# Aquarium gravel



## FJvamp (Jun 26, 2009)

Hello everybody,

I'm new to this forums and I thought it would be better if I register and ask experienced people about my fish tank. I just bought a 75gallon fish tank and some sand, I have been cleaning the the sand for over 2hrs and the water is still cloudy when moving the sand around, Is this normal?

I also haven't decided what kind of fish to get once i cycle my tank, I was thinking about getting an Eel? maybe a fire eel.. is 75gallon enough for a fire eel?

Thanks!!!


----------



## James0816 (Jun 19, 2009)

Sounds as if you didn't wash/rinse the sand off very well prior to putting in it. It will take time to settle so don't worry too much about it. The main thing is to keep your filter off during this time so none of it ruins your impeller. After the sand settles, you can pack your filter with floss material and it will help clean up the water column faster.


----------



## FJvamp (Jun 26, 2009)

James0816 said:


> Sounds as if you didn't wash/rinse the sand off very well prior to putting in it. It will take time to settle so don't worry too much about it. The main thing is to keep your filter off during this time so none of it ruins your impeller. After the sand settles, you can pack your filter with floss material and it will help clean up the water column faster.



Ok, I just turned my filter off, when should i start it again? when the water clears up?


----------



## James0816 (Jun 19, 2009)

FJvamp said:


> Ok, I just turned my filter off, when should i start it again? when the water clears up?


Let it sit for an hour or so just to be safe. This will allow time for the smaller particles to settle in.

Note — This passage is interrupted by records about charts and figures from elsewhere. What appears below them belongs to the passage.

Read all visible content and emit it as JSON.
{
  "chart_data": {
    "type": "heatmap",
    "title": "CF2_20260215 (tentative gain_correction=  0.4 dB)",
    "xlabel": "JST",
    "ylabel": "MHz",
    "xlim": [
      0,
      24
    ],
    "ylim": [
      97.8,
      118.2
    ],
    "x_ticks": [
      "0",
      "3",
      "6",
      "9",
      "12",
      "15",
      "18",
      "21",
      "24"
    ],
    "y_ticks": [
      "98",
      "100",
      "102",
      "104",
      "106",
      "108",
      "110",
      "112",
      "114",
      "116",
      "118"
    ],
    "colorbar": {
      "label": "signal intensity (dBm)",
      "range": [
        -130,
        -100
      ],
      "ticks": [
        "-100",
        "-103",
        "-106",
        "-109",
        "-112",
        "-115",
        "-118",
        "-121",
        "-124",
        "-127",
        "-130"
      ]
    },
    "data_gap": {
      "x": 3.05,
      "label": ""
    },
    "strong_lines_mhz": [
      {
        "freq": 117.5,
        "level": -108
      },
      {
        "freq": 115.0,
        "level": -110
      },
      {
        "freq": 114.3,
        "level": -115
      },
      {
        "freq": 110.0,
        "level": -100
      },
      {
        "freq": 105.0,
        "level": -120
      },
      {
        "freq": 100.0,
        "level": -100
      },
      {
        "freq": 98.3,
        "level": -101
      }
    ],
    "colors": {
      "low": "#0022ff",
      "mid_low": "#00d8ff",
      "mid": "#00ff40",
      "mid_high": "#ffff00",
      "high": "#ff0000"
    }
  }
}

Then you can turn it back on. Do you have floss that you can pack in your filter?


----------



## FJvamp (Jun 26, 2009)

James0816 said:


> Let it sit for an hour or so just to be safe. This will allow time for the smaller particles to settle in. Then you can turn it back on. Do you have floss that you can pack in your filter?

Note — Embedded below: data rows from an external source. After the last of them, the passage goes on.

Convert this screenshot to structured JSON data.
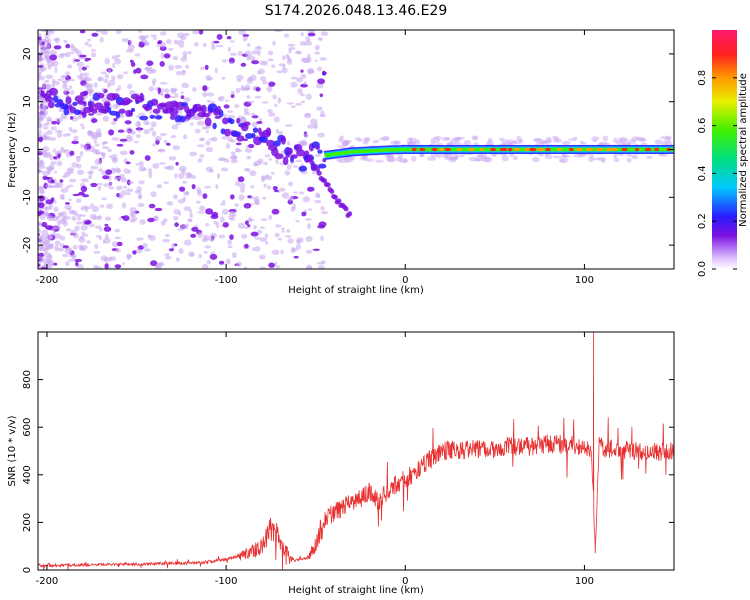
{
  "title": "S174.2026.048.13.46.E29",
  "colors": {
    "background": "#ffffff",
    "frame": "#000000",
    "snr_line": "#e83030",
    "spectrum_sparse": "#c9a6f0",
    "spectrum_dense": "#7a10e0"
  },
  "chart_data": [
    {
      "type": "heatmap",
      "name": "spectrogram",
      "title": "",
      "xlabel": "Height of straight line (km)",
      "ylabel": "Frequency (Hz)",
      "xlim": [
        -205,
        150
      ],
      "ylim": [
        -25,
        25
      ],
      "xticks": [
        -200,
        -100,
        0,
        100
      ],
      "yticks": [
        -20,
        -10,
        0,
        10,
        20
      ],
      "grid": false,
      "track": {
        "description_points_x": [
          -200,
          -150,
          -120,
          -100,
          -80,
          -60,
          -50,
          -40,
          -30,
          -20,
          -10,
          0,
          20,
          50,
          100,
          150
        ],
        "frequency_hz": [
          10,
          9,
          8,
          6,
          2,
          -2,
          -1.5,
          -1,
          -0.5,
          -0.3,
          -0.1,
          0,
          0,
          0,
          0,
          0
        ]
      },
      "colorbar": {
        "label": "Normalized spectral amplitude",
        "range": [
          0,
          1
        ],
        "ticks": [
          "0.0",
          "0.2",
          "0.4",
          "0.6",
          "0.8"
        ],
        "tick_values": [
          0,
          0.2,
          0.4,
          0.6,
          0.8
        ]
      }
    },
    {
      "type": "line",
      "name": "snr",
      "title": "",
      "xlabel": "Height of straight line (km)",
      "ylabel": "SNR (10 * v/v)",
      "xlim": [
        -205,
        150
      ],
      "ylim": [
        0,
        1000
      ],
      "xticks": [
        -200,
        -100,
        0,
        100
      ],
      "yticks": [
        0,
        200,
        400,
        600,
        800
      ],
      "grid": false,
      "series": [
        {
          "name": "SNR",
          "x": [
            -205,
            -190,
            -175,
            -160,
            -145,
            -130,
            -115,
            -100,
            -90,
            -85,
            -80,
            -75,
            -72,
            -68,
            -62,
            -55,
            -50,
            -45,
            -40,
            -35,
            -30,
            -25,
            -20,
            -15,
            -10,
            -5,
            0,
            5,
            10,
            15,
            20,
            25,
            30,
            40,
            50,
            60,
            70,
            80,
            90,
            100,
            104,
            106,
            108,
            112,
            120,
            130,
            140,
            150
          ],
          "values": [
            20,
            20,
            22,
            24,
            25,
            28,
            30,
            45,
            65,
            80,
            100,
            170,
            175,
            90,
            40,
            50,
            110,
            210,
            240,
            260,
            290,
            300,
            330,
            290,
            330,
            360,
            380,
            410,
            440,
            470,
            495,
            505,
            500,
            510,
            510,
            520,
            520,
            530,
            525,
            520,
            500,
            80,
            520,
            510,
            505,
            500,
            495,
            500
          ]
        }
      ],
      "spikes": [
        {
          "x": 105,
          "value": 1000
        },
        {
          "x": 106,
          "value": 70
        }
      ]
    }
  ]
}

I think so, My dad bought and set up the filter for me, ehiem 2020


----------



## James0816 (Jun 19, 2009)

Nice filter. Make sure that the intake is not too close to the sand bed though.


----------



## FJvamp (Jun 26, 2009)

Thanks .. yup its not close to the sand.. Ever had a fire eel James? if yes it would be great if u can give me some info about them. Thank you for the help


----------



## Chickadee (Nov 15, 2008)

A Freshwater Fire Eel is not truly an eel but an elongated fish and can reach up to 24 inches in length. It is classed as a Semi-Aggressive fish and this means that not many fish would make good tank mates for it. It is definitely a carnivore and would make a meal of any fish or other living thing that it could get into its mouth. It needs at least a 50 gallon tank and requires a lot of maintenance. It needs live food to eat but when it becomes an adult you may be able to wean it onto frozen foods. Fish that eat this type of diet are fairly heavy waste producers and will need frequent tank maintenance with some heavy gravel care often to keep the tank clean. Don't depend on the filter to do your maintenance for you. It will take care of the ammonia, nitrites, and nitrates for you once it is cycled but there is going to be at least a one time and possible two time weekly tank care needed beyond that to keep the fish healthy and the tank clean. This is not really a beginner type of fish but if you feel up for the challenge and you cycle your filter and tank FIRST you may be able to keep one. I would not plan on tank mates if it were my tank as even though the tank is more than adequate, the fish will not allow many to live. They are very territorial and if they do not kill them and eat them they will at least injure them.

I hope that the information helps you to know what you are going to do. I am neither encouraging you or discouraging you from owning one but feel you need to know what is involved in that large a purchase. They are not cheap fish.

Rose


----------



## James0816 (Jun 19, 2009)

Alas, cannot be of assistance with the fire eel. Very beautiful fish though. I came close to fostering one last year but didn't have a big enough tank.


----------



## FJvamp (Jun 26, 2009)

Thank you guys for the help .. I'll think about it, still need time to cycle tank


----------



## Guest (Jun 27, 2009)

Hi there FJvamp! Fancy seeing you here (I'm artemis1 on OFL...)

Anyways, I personally would strongly recommend NOT to put the fire eel in a 75g- these fish can grow in excess of 1.2 Meters and would certainly not be an ideal fit in a small tank like that.

However, if your into eels I would suggest a peacock eel. These fish are similar to fire eels, however rarely exceed one foot in length 

tim


----------